There's evidence that sitting for long periods of time is bad for your health. However, standing for long periods is also not great for your body, and trying to switch from a sit-down desk to a standing desk too abruptly can result in a sore back and aching feet.
So although it would be healthier for us all to use standing desks, ideally, you'd like to be able to ease into it gradually -- and hopefully without needing to schlep your computer back and forth between two desks.
To accomplish this, I designed and built a convertible standing/sitting desk. My computer stays put, and I can smoothly and easily adjust my desk up and down to either stand or sit in front of it.
This desk is designed like an elevator. There is a counterweight at the back that is attached to the desktop, and both the desktop and the counterweight move up and down on drawer slides that act as guiding rails.
In this project, I kept things very simple. I bought my supplies at Home Depot and had them "rip" my wood, i.e. cut it to the correct sizes for me (you pay a little extra for this.) Then all I had to do was drill my guide holes and bolt everything together like The Thing That Came From Ikea.
The entire project cost $200, not including my local sales tax. The equipment list is in the last step of this Instructable.

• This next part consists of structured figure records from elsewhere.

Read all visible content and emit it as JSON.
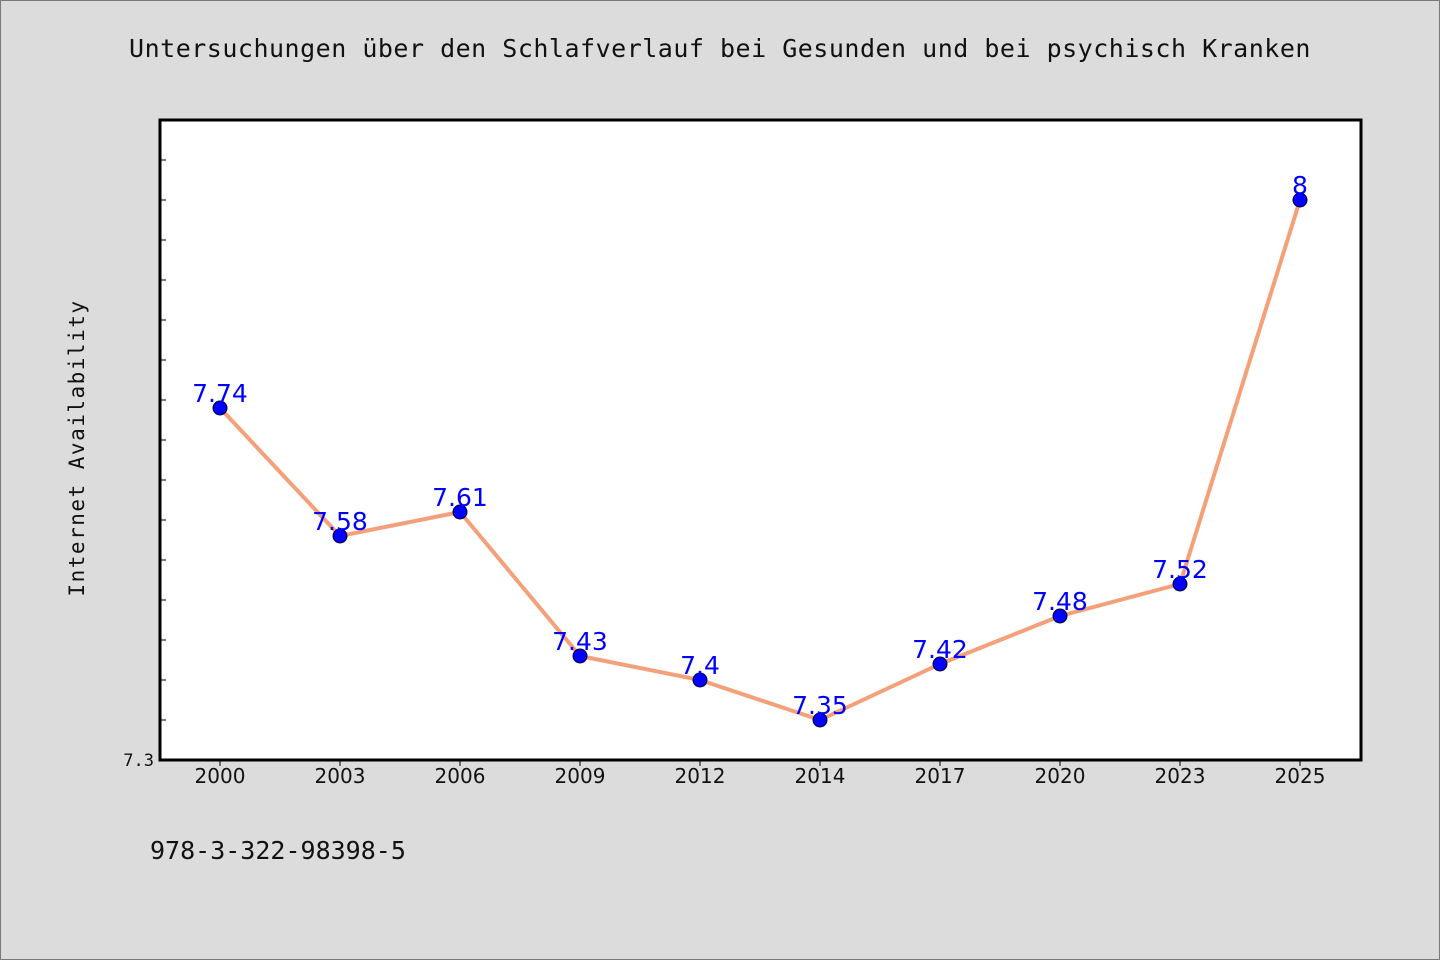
{
  "title": "Untersuchungen über den Schlafverlauf bei Gesunden und bei psychisch Kranken",
  "caption": "978-3-322-98398-5",
  "colors": {
    "background": "#dcdcdc",
    "plot_background": "#ffffff",
    "line": "#f4a07a",
    "marker": "#0000ff",
    "data_label": "#0000ff"
  },
  "chart_data": {
    "type": "line",
    "title": "Untersuchungen über den Schlafverlauf bei Gesunden und bei psychisch Kranken",
    "xlabel": "",
    "ylabel": "Internet Availability",
    "categories": [
      "2000",
      "2003",
      "2006",
      "2009",
      "2012",
      "2014",
      "2017",
      "2020",
      "2023",
      "2025"
    ],
    "series": [
      {
        "values": [
          7.74,
          7.58,
          7.61,
          7.43,
          7.4,
          7.35,
          7.42,
          7.48,
          7.52,
          8
        ]
      }
    ],
    "data_labels": [
      "7.74",
      "7.58",
      "7.61",
      "7.43",
      "7.4",
      "7.35",
      "7.42",
      "7.48",
      "7.52",
      "8"
    ],
    "ylim": [
      7.3,
      8.1
    ],
    "ytick_labels": [
      "7.3"
    ],
    "minor_tick_step": 0.05,
    "grid": false,
    "legend": "none"
  }
}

By the way, if you've got modest carpentry skills, you aren't obligated to birth a pseudo-Ikea-monster like I did. You could certainly make a more permanent (and attractive) version of this desk using wood glue and proper joining. You could also scale this desk up to a larger size, because as long as your desktop platform is braced adequately, you can throw a sock full of buckshot in the counterweight to lift a heavier desk and computer.
To start, you want to figure out the desired dimensions of your desk, including what heights you want the desk's surface to be at when you're standing and when you're sitting.
Based on various resources on the internet, such as this one, regarding the best ergonomics for your computer workstation, the general rule is you want your keyboard to be roughly at same the height as the bottoms of your elbows when you've got your hands on the keyboard and your upper arms hanging relaxed by your sides. You can easily measure this distance with a tape measure.
My desk had to go up and down by 17" to be usable for both standing and sitting. This is convenient because 18" is a common size for drawer slides.
In the sitting position, the desktop needed to be about 25" above the floor for me, while in the standing position, it had to be about 42" high. Because I wanted a 3" backstop on the desk, and I also needed the paracord connecting the desktop and counterweight to be suspended above both objects via pulleys, 48" turned out to be a convenient choice for the uprights on the desk's frame.
You should determine what footprint you want the desk to fit into and how large a desk surface you want to work on. Note that if your desktop sticks out too far, you may need to design better bracing for its underside than what I used (which was sturdy shelf brackets.) There could be a lot of torque on the front edge of your desktop.
My desk fits into a total footprint of 24" deep by 32" wide, which I needed because of the space it has to fit into in my home. The desktop is only about 15" deep and 32" wide. Obviously, I don't have a computer tower sitting on my desktop -- there's no room! Instead, I have my laptop on the monitor pedestal and a peripheral keyboard below it.
Keep in mind that, for this sort of design, you have fewer options for storing things under your desk because there are moving parts down there.